For his crimes, Nahmad believes that community service would be an appropriate penance. In lieu of jail time, he has offered to accompany children from the Bronx on trips to art museums and show them around his own gallery, Nahmad Contemporary, as part of a program run by art historian and educator Natasha Schlesinger. Nahmad would also give $100,000 a year to the cause, which he hopes to expand into a nonprofit named ArtWorks.

“I think I can do much good work if permitted to perform community service, especially if it involves teaching young people about art and art history,” wrote Nahmad in a letter submitted to the court along with pre-sentencing memo from his lawyers.

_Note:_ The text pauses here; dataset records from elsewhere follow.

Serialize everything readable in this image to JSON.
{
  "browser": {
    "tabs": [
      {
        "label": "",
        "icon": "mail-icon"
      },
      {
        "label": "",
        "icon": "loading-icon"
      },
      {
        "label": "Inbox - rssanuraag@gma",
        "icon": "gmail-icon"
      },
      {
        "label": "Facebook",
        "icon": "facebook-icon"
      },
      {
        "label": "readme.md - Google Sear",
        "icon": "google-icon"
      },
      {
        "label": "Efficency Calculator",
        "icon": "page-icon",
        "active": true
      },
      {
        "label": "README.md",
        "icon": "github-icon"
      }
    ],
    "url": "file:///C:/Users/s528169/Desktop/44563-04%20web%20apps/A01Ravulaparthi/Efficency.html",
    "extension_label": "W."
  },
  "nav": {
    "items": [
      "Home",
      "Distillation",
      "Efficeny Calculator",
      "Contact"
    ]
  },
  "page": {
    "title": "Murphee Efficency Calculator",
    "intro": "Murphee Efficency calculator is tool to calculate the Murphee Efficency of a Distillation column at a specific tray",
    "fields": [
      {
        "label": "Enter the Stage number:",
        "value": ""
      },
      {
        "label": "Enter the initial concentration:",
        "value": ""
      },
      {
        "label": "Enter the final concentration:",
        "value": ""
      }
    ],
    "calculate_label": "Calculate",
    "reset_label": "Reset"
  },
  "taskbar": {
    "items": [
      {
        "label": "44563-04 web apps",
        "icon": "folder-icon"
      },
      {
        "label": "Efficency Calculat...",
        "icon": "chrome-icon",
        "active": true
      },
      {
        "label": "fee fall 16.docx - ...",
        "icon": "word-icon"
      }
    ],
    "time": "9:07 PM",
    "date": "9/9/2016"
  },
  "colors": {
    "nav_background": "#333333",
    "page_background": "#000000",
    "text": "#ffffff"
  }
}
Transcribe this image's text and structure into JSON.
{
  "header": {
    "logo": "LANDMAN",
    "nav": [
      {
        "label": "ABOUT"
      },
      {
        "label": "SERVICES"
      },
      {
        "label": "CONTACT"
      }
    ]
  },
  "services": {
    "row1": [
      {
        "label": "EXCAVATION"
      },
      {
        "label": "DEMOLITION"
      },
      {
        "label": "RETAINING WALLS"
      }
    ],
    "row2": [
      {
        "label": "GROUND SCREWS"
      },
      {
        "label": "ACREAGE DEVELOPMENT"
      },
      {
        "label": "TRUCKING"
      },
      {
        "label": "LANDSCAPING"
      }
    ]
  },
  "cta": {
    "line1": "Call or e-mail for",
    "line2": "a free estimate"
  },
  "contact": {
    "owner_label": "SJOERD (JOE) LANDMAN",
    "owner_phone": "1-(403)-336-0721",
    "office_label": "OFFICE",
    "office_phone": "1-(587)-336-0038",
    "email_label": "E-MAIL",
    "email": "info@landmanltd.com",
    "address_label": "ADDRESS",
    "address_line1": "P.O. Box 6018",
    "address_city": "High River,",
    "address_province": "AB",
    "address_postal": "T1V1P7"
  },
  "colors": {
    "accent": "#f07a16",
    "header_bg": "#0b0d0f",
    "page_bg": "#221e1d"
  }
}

The 35 year old, who admits to a lack of education in other areas, claims that “I really do know a lot about art and I think I could really reach young people in a good way.”

The son of David Nahmad, who with his older brothers Joe (short for Giuseppe) and Ezra amassed an art collection rumored to be worth $3 billion, Helly Nahmad has been immersed in the art world since childhood, attending auctions at Christie’s and Sotheby’s from the age of five.

In addition to being taught by his father to appreciate fine art, Nahmad claims his father also instilled in him a love of gambling, which eventually led to his legal troubles. Nahmad used his upper East Side galley to help bankroll a gambling ring with ties to the Russian mob and several celebrities.

Nahmad wrote of growing up in an environment where “gambling was part of my family’s recreational life. It was acceptable in the culture I was raised in.” His father corroborated his story in a character letter, citing the important role that gambling plays in the family’s native Lebanon. “Helly watched me gamble, sometimes for high stakes, and it became part of his life too,” explained David.

When innocent teenage bets on ping pong matches and Knicks games morphed into an illegal gambling ring, money was not the primary motivation, Nahmad claims. According to the memo, gambling’s appeal was making “the Super Bowl more exciting and March Madness more intense.”

Joining Nahmad’s father, executives at Sotheby’s and Christie’s, the president of Pace Gallery, and the former deputy chair at the Smithsonian American Art Museum have all provided character references on the gallerist’s behalf, as have Ethan Suplee, star of My Name Is Earl, and model Alizee Guinochet, who is engaged to magician David Blaine.

The terms of Nahmad’s plea recommend that he serve 12–18 months in jail. He has already agreed to surrender $6.4 million and a painting by Raoul Dufy worth $300,000.

The court will sentence Nahmad on Wednesday, April 30.